Work-related road saftey

  • Review logbook and work time requirements
  • Improve private sector initiatives on best practice

Road user choices

  • Alcohol and drug use
  • Enforcement
  • Penalties
  • Driver training
  • Motorcycle safety

System management

  • Strengthen national leadership in safe system training
  • Improve public understanding

It’s good to see a Government policy that’s aimed at making our roads safer. Unfortunately, this policy is noticeably light on detail and budget when it comes to maintaining the existing roading network to a standard that not only protects the roading asset but also protects New Zealand’s economic lifeline, with 93% of all freight travelling by road.

Poorly maintained roads hit everyone in the economic pocket, from transport operators with increased maintenance costs right through to the end consumer with the increased price of the goods that they purchase.

Poorly maintained roads are a road safety issue. For truck drivers, it adds increased fatigue, stress, health issues, and distraction to an already demanding job. It also puts extra pressure on transport operators in a tight labour market as drivers are quitting to avoid the demands.

It appears that changes in roading maintenance policies adopted by road controlling authorities in recent years to ‘sweat the asset’ further has now deteriorated to a ‘run to failure’ approach. Any transport operator will tell you that a preventative maintenance approach is the safest and most cost-effective approach to running a trucking fleet.

If trucking operators took the ‘run to failure’ approach to fleet maintenance, they would be ordered off the road by the enforcement authorities and probably lose their right to operate. Perhaps, there are some lessons here for those in charge of the road maintenance budgets.

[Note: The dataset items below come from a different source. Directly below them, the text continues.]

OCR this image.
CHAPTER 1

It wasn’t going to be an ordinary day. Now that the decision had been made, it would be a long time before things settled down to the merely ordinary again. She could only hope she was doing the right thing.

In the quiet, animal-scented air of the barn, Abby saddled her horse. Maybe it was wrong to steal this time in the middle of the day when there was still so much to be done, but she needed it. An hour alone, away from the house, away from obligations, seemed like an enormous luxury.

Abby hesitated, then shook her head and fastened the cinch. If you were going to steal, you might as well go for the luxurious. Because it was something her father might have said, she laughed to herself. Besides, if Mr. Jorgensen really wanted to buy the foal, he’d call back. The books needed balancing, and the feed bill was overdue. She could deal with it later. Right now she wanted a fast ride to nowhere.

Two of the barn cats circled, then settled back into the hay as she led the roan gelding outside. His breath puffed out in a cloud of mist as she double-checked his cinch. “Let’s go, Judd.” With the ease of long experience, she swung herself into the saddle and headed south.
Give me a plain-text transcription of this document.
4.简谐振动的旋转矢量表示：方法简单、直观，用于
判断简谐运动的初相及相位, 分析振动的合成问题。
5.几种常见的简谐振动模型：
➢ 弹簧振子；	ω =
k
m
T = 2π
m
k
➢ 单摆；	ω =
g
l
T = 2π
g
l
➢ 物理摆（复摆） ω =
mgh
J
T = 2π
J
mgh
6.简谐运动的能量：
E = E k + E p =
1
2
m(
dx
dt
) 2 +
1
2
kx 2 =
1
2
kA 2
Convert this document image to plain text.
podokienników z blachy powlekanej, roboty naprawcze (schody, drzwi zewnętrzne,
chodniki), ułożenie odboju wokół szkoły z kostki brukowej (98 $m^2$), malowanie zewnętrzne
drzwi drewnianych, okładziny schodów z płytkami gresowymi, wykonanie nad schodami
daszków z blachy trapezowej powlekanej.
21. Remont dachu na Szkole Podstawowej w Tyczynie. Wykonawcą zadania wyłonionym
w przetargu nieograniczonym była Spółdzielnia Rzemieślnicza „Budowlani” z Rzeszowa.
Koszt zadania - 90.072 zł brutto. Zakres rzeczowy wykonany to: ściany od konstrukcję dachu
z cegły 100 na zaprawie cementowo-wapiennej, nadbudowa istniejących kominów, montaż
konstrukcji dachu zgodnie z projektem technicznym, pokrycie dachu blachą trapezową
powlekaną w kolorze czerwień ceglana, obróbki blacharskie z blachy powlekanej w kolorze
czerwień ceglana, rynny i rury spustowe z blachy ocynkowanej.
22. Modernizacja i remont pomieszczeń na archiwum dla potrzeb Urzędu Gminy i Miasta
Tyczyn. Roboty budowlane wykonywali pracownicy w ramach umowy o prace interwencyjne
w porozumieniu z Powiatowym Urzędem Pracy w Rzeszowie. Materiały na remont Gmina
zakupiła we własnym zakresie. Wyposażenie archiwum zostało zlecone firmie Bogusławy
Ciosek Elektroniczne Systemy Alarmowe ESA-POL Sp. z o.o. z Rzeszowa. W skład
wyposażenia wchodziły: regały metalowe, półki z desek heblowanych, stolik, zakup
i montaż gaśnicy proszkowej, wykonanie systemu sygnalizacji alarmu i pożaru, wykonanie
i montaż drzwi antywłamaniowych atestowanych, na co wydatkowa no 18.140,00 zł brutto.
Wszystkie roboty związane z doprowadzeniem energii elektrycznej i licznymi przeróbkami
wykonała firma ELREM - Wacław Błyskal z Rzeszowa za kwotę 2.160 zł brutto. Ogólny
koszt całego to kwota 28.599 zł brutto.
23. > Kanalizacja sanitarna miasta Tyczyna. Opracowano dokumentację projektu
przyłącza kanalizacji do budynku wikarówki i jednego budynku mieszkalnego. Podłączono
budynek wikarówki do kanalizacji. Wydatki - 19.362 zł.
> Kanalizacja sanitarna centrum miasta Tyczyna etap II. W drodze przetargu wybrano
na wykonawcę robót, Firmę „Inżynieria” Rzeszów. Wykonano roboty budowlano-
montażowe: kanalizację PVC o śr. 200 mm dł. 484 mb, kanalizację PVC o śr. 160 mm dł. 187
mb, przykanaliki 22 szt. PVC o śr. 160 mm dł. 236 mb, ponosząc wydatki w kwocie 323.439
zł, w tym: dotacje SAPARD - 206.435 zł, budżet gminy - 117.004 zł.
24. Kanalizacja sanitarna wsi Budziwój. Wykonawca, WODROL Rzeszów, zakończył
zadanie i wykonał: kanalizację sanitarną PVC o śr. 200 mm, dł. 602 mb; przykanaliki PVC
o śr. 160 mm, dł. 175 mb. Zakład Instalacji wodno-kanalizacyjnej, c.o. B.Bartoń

Our roading network requires ongoing maintenance throughout its life cycle, which can be dependent on several factors, including traffic volumes, heavy vehicle use, economic importance to New Zealand, age of the roading asset, the resilience of the network (which was clearly highlighted with the Kaikoura Earthquakes), community importance, and environmental considerations.

There are three basic types of road maintenance strategies: preventative, corrective, and replacement. Preventative maintenance keeps the road network at a reliable level of service and avoids rapid deterioration of the roading asset.

Corrective maintenance prevents the road structure or section of road from reaching high levels of damage, with large scale interventions, including structural rehabilitation.
A road replacement programme is needed when the road has reached the end of its service life and is continually requiring rehabilitation.

To successfully extend a road’s lifespan, a combination of preventive and corrective maintenance is critical at various stages of the road assets life cycle, with the emphasis on preventative maintenance, not sweating the asset to the point of no return.

Poorly maintained roads, especially on key freight routes, impacts badly on New Zealand’s economic competitiveness, especially for a country that relies so heavily on exporting primary products to overseas markets.

Poor road conditions influence negatively on road user costs, including higher vehicle maintenance, higher fuel consumption, longer journey times, lower comfort, and higher safety risks. Ultimately, the worse the road condition, the higher overall cost to the road user; for road freight, this directly relates to higher costs being passed onto end consumers, exporters, and importers.